Geostationary satellites are located exactly above the earth’s equator and revolve around the earth in a circular orbit. Its revolving speed and direction (west to east) is exactly same as that of the earth, which makes it look stationary from the earth’s surface. The exact altitude of these satellites above the equator is approximately 36,000 Kilometers (22369 Miles). The phrase geostationary evolves from the fact that this kind of a satellite looks practically stationary in the sky as observed by a person on the earth’s surface. The orbital path of a geostationary satellite is called the Clarke Belt, in honor of Arthur C. Clarke.
A geostationary satellite can be contacted via a directional antenna, typically a little antenna dish, targeted at the location in the sky where the satellite seems to float. These dish antennas can permanently be put in one place and are low-priced compared to tracking antennas. One geostationary satellite can cover approximately 40 percent of the earth's surface area. Three such geostationary satellites, each separated by 120 degrees of longitude, can offer coverage of the complete earth surface area, with the omission of little circular areas situated at the north and south geographic poles. The typical service life expectancy of a geostationary satellite is ten to fifteen years.

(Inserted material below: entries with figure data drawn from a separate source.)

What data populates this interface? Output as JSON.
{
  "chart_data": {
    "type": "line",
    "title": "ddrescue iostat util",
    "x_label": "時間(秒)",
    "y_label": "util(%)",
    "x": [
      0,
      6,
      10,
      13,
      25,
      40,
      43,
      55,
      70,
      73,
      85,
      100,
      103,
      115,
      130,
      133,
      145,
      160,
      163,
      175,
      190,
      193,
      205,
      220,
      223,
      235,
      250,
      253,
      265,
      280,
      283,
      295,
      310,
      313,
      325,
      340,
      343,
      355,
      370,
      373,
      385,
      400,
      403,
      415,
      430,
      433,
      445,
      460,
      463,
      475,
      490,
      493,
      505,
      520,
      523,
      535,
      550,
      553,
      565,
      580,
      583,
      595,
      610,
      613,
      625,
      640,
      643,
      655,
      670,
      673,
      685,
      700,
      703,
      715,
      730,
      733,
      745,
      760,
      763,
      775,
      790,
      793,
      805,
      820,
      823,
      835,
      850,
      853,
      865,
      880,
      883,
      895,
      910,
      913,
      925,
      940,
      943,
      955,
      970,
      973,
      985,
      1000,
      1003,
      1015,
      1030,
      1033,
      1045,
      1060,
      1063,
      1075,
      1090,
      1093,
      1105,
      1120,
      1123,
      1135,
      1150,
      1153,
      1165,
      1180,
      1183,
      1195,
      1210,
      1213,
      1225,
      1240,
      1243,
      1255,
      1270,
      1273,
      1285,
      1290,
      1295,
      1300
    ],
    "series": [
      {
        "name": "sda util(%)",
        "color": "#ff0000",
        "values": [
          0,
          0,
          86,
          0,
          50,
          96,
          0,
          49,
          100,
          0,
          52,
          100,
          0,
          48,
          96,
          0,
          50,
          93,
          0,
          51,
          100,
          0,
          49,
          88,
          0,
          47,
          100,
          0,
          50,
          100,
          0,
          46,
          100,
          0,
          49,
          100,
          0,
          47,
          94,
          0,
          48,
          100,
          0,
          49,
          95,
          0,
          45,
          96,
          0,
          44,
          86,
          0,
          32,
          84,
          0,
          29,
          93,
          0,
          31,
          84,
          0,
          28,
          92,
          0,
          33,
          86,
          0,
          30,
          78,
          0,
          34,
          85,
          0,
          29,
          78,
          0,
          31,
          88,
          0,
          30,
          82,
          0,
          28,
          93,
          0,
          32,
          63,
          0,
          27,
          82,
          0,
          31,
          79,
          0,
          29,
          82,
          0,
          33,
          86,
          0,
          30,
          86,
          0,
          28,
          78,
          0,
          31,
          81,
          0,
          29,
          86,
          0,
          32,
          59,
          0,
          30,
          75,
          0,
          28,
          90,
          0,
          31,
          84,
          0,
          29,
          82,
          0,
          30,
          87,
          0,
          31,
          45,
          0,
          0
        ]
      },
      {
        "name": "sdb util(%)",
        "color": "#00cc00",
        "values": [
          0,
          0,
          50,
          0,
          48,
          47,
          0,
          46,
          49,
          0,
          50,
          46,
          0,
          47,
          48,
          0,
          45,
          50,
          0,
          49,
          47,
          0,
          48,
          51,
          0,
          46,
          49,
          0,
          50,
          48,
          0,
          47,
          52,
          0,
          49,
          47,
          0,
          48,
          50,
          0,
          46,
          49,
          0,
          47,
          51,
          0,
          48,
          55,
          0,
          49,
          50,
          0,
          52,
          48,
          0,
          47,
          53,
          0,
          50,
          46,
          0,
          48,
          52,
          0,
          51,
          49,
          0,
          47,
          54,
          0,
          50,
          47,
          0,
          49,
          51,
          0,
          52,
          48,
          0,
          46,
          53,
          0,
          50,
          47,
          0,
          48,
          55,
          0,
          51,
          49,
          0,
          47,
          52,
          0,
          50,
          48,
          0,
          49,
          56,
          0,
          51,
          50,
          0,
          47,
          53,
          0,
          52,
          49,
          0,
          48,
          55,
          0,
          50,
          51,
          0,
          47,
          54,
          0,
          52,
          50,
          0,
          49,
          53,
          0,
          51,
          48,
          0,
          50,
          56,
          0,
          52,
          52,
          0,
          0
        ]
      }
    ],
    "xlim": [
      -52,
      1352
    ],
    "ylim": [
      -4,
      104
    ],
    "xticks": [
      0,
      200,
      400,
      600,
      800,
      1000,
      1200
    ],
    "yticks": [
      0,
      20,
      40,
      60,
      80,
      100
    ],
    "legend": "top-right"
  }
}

Advantages/Disadvantages of Geostationary Satellites
These satellites are placed at high altitude allowing them to inspect the entire earth’s surface area except for small regions at the south and north geographic poles, which significantly helps in meteorological studies. Use of highly directional dish antennas can reduce signal interventions from earth-based sources and from other satellites too
The orbital sector is a really thin loop in the plane of the equator; hence a very small number of satellites can be maintained within this sector without mutual conflicts and collisions. The precise hovering location of a geostationary satellite fluctuates a little over each 24-hour period loop. This fluctuation happens due to the gravitational interference among the satellite, the earth, the sun, the moon, and other planets. Radio signals take roughly 1/4th of a second for a two-way trip to the satellite, resulting in a small but major signal wait. This wait raises the trouble of interactive communication like telephonic conversation.
Application of Geostationary Satellites
Geostationary satellites have modernized and transformed worldwide communications, television broadcasting, meteorological and weather forecasting. It also has a number of significant defense and intelligence applications.